Nel nostro Paese c'è poi un altro dettaglio, non certo di poco conto, che bisogna sempre considerare quando si provano battaglie per la civilizzazione di un paese che civile lo è solo sulla carta: l'ingerenza ecclesiastica (che anche nel caso del vademecum si è fatta sentire) sulla maggior parte della classe politica del paese (mi chiedo quando avremo direttamente il “Partito Vaticano”, composto esclusivamente da ecclesiastici. Non credo manchi molto, comunque...). E quindi le “solite” e retrive idee sull'omosessualità come malattia (e il fatto che un cantante che adduca tale tesi si sia classificato secondo nella passata edizione del festival sanremese dovrebbe dar da pensare), sulla follia dell'adozione per coppie omosessuali, su cui mi aspetto fulmini e saette degne del miglior Zeus da parte di chi, non riuscendo a reprimere la propria sessualità dietro ad un abito talare, violenta i bambini senza che questo passi come scandalo in Italia (o al massimo se ne parla per qualche giorno, poi di nuovo via a prendersela con Berlusconi e la sua cricca; quella è una moda che non va mai fuori-moda). Io sono sempre stato a favore di questo tipo di adozione, per semplice convinzione personale, perché non è scritto da nessuna parte – come spiega anche Chiara Lalli, filosofa e bioeticista (che sicuramente è fonte più attendibile dello scrivente) – che famiglie omogenitoriali siano strane, non naturali od immorali.
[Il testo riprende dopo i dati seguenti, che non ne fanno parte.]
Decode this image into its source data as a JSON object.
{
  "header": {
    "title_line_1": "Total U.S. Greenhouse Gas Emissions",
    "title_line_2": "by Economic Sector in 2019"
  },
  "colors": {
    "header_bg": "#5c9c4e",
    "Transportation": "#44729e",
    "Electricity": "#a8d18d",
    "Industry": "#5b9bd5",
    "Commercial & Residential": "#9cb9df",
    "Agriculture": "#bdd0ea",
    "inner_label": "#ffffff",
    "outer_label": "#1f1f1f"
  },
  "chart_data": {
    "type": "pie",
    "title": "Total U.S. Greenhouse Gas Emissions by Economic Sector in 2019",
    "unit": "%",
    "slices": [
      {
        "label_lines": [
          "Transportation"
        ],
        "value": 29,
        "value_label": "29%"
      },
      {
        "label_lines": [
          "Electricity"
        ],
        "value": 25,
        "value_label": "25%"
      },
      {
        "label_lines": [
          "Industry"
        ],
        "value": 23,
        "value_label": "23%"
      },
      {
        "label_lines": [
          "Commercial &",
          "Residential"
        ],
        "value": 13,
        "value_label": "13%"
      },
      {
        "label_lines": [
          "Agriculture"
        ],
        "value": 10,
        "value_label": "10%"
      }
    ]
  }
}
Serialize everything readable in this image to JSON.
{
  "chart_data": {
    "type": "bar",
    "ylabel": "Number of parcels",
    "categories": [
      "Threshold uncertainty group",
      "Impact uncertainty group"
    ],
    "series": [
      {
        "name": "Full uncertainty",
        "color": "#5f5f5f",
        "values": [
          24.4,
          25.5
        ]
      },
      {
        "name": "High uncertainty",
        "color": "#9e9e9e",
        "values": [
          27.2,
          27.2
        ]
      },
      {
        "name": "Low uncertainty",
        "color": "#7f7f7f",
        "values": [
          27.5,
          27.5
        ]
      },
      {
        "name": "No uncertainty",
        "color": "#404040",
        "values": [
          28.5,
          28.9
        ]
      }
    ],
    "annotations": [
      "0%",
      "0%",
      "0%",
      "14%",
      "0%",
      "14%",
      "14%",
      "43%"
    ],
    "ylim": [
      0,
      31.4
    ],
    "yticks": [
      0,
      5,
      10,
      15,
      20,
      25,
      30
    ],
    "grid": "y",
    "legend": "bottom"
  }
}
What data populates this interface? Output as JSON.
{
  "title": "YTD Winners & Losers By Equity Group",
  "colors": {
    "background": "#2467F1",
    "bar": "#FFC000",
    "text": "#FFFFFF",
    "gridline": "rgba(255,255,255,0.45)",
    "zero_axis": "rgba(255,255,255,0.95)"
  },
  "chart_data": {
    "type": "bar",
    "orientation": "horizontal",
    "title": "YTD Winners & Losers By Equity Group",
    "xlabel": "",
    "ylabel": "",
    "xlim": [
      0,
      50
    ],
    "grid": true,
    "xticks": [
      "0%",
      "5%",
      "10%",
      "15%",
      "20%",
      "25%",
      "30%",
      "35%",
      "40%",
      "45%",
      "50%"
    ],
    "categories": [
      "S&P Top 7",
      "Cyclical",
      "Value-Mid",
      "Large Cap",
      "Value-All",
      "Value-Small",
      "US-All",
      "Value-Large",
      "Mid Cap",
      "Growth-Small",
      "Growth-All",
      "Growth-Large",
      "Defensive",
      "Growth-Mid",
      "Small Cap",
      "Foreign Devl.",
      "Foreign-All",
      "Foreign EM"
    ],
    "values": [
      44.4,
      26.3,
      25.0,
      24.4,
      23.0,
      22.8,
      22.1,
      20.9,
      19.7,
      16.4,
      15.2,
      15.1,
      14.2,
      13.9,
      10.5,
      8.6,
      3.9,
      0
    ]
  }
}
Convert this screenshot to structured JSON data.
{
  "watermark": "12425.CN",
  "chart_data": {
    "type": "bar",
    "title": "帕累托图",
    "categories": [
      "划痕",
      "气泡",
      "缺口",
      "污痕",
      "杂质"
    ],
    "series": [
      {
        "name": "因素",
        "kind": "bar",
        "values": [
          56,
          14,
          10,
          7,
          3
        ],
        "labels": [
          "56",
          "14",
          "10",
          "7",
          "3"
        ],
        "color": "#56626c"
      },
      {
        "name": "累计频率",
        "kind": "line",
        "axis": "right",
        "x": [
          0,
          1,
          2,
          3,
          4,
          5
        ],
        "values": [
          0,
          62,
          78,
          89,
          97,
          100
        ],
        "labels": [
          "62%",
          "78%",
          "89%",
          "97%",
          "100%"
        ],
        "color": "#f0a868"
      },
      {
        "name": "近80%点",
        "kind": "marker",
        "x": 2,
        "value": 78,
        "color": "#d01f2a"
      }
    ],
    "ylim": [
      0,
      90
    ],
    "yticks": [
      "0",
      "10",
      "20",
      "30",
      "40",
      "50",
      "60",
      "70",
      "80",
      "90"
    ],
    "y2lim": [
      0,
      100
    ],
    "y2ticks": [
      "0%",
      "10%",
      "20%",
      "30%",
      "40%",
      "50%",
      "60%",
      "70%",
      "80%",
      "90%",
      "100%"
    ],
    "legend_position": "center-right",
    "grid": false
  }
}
È solo una convenzione che fa comodo a chi non interessa portare questo paese nella sua versione “2.0”, per usare un termine noto – e caro – agli internauti. Anzi: secondo l'ultima edizione (2005, stando alle mie fonti) del “Lesbian and gay parenting”, un documento dell'American Psychological Association, dalle ricerche esistenti si evince chiaramente che non c'è discrasia di sviluppo psichico tra bambini che crescono con genitori dell stesso sesso o di sesso diverso. Una differenza, a dir la verità, ci sarebbe: i figli di coppie dello stesso sesso crescono più aperti e tolleranti nei confronti delle “diversità”, se poi si chiudano su posizioni più conservatrici o meno sta anche nell'ambiente in cui svilupperanno la propria individualità (ma questo è un altro discorso...).

È per tutto questo che vedo con favore un'operazione come quella del “manuale di istruzioni”, che secondo me dovrebbe essere adottato in tutte le scuole dell'obbligo italiane, perché se c'è un posto che deve tendere all'educazione – anche di questo tipo – della popolazione, questa è sicuramente la scuola.

Immaginate come sarebbe bello, un giorno, vedere un tema sulla famiglia di una classe elementare il cui incipit sia qualcosa del tipo: «I miei genitori sono separati, la mamma vive con un altro uomo e il papà anche…», senza che questo susciti il minimo imbarazzo. Ma con la deriva fascistoide della nostra società, questo diventa sempre più un'utopia che una realtà.

Se vogliamo arrivare a quell'"altro mondo" migliore di questo di cui tanti di noi parlano dobbiamo iniziare a cambiare il sistema fin qui imperante, iniziando dalla distruzione degli stereotipi che hanno caratterizzato la nostra società. Perché bisogna partire da un piccolo passo per avere una grande rivoluzione.